Japan favours open-sky pact with United States, European Union

Friday, June 20, 2008, 19:42 by Aviation Correspondent

Top economic policy-makers of Japan are in favour of entering into an open-sky agreement with the United States and the European Union. The Japanese government’s top economic policy advisory council has asked the Ministry of Transport to take “deregulation steps to improve access to Japan from abroad so that Tokyo can improve its status as a major financial centre and the country can attract more foreign travelers,” media reports said.

Japan’s Ministry of Transport, the reports added, has been disinclined towards open-sky pacts on the ground that Tokyo’s two main airports – Narita and Haneda – have limited capacity.

Narita mainly caters to international flights and Haneda to domestic flights.

As of now, Japan has open-sky agreements with a number of Asian countries, but the pacts exclude Narita and Haneda airports.

Japan’s economic policy advisory council also proposed that a greater number of international flights be allowed at Haneda Airport when it raises its capacity by about 40% in 2010.

Haneda Airport is run by Japan Airport Terminal Company, in which Macquarie Airport MAX.AP of Australia holds a stake of around 20%.

Haneda, the busiest airport in Japan, consistently ranks among the world’s busiest passenger airports (ranking 4th in 2006), even though nearly all of its flights are to destinations within Japan. Considering passenger throughput, Haneda is the busiest airport in Asia, having handled 65.3 million passengers in 2006.

Besides, Haneda Airport is more conveniently located in Ota near downtown Tokyo than Narita Airport, which is about 60 kilometres away.

Business groups in Japan, reports say, have been repeatedly requesting the Japanese government to increase international flights from Haneda, especially to nearby Asian countries.

Japan’s Economics Minister Hiroko Ota was quoted as saying after the meeting of the economic policy advisory council: “Prime Minister Yasuo Fukuda told the council that it is important to realise flights from Haneda to Asian countries.”

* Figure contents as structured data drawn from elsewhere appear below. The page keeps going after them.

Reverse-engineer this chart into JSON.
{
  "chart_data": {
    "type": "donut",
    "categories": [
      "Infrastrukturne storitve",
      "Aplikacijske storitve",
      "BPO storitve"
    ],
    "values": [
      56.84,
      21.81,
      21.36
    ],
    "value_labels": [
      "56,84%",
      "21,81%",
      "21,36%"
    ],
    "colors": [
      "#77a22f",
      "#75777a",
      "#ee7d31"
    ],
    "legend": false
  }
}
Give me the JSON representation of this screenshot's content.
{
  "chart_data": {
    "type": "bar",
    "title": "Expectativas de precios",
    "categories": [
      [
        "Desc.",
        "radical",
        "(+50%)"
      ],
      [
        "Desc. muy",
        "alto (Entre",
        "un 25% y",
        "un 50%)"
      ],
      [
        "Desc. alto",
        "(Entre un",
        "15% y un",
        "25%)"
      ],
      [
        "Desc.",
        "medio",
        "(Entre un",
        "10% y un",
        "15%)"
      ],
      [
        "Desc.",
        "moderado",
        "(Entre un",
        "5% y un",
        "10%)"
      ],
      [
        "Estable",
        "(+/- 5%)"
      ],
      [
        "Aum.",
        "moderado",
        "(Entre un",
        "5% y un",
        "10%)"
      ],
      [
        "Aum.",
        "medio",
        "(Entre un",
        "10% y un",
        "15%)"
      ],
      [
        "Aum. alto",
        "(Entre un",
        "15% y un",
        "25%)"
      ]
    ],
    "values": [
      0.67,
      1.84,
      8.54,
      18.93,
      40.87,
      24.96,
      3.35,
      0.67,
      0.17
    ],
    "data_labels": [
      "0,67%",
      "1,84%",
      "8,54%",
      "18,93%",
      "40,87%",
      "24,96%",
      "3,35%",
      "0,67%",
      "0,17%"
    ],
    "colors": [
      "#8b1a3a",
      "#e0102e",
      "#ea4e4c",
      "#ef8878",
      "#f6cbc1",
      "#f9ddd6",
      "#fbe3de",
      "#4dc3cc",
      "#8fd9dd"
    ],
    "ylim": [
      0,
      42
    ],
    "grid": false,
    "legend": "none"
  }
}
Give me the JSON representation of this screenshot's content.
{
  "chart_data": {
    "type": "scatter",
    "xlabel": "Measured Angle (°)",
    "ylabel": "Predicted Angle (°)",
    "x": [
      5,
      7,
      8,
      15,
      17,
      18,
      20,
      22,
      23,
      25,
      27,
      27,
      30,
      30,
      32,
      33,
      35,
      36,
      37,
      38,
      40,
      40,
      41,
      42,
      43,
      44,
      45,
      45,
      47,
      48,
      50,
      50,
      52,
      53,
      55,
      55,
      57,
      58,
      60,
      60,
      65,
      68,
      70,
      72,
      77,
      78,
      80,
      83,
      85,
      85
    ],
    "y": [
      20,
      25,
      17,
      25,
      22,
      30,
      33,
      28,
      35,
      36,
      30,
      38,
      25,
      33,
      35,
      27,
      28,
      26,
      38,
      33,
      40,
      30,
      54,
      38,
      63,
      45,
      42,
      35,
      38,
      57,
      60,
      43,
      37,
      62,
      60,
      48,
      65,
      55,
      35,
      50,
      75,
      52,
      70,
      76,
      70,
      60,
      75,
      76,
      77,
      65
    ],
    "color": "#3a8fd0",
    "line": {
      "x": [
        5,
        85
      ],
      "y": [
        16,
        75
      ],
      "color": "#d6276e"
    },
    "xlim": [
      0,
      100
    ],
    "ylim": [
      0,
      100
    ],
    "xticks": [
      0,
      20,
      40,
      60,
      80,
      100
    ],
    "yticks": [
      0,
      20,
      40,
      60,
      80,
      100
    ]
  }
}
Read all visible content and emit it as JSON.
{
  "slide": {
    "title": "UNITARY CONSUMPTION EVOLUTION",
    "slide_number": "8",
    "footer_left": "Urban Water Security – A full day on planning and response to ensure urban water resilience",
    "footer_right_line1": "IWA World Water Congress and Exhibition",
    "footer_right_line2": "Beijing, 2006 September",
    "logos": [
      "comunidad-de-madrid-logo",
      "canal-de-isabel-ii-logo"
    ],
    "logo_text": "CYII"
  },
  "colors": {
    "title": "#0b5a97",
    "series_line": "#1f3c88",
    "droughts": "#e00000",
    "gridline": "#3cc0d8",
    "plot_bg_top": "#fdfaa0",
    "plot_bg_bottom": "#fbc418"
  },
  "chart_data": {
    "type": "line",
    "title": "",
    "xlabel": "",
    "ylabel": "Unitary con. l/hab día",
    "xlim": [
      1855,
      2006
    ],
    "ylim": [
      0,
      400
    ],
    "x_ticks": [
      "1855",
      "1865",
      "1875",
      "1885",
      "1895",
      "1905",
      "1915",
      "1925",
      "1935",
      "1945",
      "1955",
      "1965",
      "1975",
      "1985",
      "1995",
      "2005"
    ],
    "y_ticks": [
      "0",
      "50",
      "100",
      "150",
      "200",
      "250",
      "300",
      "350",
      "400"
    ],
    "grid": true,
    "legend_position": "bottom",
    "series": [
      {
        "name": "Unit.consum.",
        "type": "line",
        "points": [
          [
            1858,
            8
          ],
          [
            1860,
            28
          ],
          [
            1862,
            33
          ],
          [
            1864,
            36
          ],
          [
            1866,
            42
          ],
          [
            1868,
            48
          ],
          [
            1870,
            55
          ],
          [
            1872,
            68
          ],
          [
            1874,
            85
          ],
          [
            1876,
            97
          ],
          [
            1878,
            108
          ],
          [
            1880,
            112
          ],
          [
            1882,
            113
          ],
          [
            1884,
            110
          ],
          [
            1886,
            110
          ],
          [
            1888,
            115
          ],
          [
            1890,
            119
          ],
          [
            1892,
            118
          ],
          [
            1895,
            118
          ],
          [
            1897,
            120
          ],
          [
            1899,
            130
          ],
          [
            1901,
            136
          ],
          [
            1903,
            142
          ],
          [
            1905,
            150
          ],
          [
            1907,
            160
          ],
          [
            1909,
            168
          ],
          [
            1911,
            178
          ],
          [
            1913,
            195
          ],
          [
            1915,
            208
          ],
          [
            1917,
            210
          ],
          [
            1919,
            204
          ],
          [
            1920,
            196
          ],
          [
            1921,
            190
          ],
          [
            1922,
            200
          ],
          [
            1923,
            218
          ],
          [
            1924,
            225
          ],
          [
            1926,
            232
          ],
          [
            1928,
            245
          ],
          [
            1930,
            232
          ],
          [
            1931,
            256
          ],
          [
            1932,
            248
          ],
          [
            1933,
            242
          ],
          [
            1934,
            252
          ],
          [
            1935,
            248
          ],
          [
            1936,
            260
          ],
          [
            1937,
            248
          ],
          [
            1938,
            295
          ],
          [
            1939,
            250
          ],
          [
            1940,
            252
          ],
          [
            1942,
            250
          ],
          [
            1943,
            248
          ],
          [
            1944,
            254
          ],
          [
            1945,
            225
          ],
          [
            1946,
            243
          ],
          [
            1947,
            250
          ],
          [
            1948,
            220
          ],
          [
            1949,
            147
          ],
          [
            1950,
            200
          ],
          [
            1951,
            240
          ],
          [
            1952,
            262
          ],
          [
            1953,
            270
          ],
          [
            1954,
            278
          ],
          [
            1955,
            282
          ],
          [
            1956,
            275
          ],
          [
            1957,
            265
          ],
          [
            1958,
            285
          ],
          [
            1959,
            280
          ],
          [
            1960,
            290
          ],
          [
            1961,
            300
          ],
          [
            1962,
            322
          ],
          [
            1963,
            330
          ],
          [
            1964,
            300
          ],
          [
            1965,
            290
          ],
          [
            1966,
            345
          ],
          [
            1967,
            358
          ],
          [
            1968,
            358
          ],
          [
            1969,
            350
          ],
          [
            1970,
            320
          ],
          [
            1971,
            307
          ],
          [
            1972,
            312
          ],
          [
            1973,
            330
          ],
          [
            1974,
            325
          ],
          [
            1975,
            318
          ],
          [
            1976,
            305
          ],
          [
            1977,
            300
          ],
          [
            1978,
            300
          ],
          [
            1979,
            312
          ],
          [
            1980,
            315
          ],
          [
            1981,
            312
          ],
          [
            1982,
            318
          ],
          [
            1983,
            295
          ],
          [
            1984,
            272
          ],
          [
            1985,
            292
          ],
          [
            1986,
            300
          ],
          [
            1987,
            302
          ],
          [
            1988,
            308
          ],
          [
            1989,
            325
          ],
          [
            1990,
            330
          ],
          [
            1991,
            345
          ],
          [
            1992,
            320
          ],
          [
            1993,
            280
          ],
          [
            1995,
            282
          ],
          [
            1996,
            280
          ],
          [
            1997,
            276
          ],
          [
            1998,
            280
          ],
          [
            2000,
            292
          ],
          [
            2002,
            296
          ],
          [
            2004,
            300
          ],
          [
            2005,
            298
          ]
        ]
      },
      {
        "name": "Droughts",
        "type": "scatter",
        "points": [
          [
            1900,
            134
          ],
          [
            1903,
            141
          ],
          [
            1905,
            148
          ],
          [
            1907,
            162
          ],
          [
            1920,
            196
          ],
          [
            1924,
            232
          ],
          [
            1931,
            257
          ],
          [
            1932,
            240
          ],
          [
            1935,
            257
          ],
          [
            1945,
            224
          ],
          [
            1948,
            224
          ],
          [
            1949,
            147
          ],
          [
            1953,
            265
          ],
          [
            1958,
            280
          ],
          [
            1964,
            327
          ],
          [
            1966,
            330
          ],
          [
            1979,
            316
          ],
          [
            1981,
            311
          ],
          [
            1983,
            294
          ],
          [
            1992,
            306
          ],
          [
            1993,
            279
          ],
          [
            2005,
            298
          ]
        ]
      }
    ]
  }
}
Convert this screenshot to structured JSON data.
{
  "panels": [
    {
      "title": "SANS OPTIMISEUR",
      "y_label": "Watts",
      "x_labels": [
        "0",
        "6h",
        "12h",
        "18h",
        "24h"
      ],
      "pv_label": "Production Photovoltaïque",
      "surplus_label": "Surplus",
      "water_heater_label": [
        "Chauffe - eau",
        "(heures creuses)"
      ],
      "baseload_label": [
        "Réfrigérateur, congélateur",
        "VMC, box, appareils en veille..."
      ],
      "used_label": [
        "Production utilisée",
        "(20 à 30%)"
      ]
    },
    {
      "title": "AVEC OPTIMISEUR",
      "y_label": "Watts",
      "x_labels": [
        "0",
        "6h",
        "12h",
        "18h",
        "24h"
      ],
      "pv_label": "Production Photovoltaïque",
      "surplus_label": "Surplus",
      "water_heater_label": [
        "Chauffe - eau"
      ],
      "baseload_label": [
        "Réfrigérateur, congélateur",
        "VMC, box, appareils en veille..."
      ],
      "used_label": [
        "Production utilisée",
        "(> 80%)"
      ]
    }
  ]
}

It is said that the Ministry of Transport is reluctant to shift international flights to Haneda from Narita mainly because the ministry has promised local municipalities around Narita that Narita airport will be the sole international airport for the Tokyo area.

Narita International Airport, located in Narita, Chiba, in the eastern portion of the Greater Tokyo Area, handles the majority of international passenger traffic to and from Japan. It is also a major connecting point for air traffic between Asia and the Americas.

Narita is the second-busiest passenger airport in Japan, the busiest air-freight hub in Japan, and the fifth-busiest air-freight hub in the world. It serves as the main international hub of Japan Airlines and All Nippon Airways and is a major hub for Northwest Airlines and a focus city for United Airlines.

After its fourth runway opens in 2010, Haneda Airport will offer twice as many slots for international flights, allowing flights to Europe.

According to a statement from Japan’s Ministry of Transport, once the capacity of Haneda is raised by 40%, the government will allow late-night and early-morning takeoffs and landings. That would enable the airport to handle 60,000 overseas flights a year – up from the original plan for about 30,000 flights a year.

With a view to making Tokyo more attractive as a financial centre, a high-speed rail link between Tokyo and Narita Airport is scheduled to open in 2010 – which would cut the journey time to Narita Airport from Nippori station in Tokyo to 36 minutes from 51 minutes.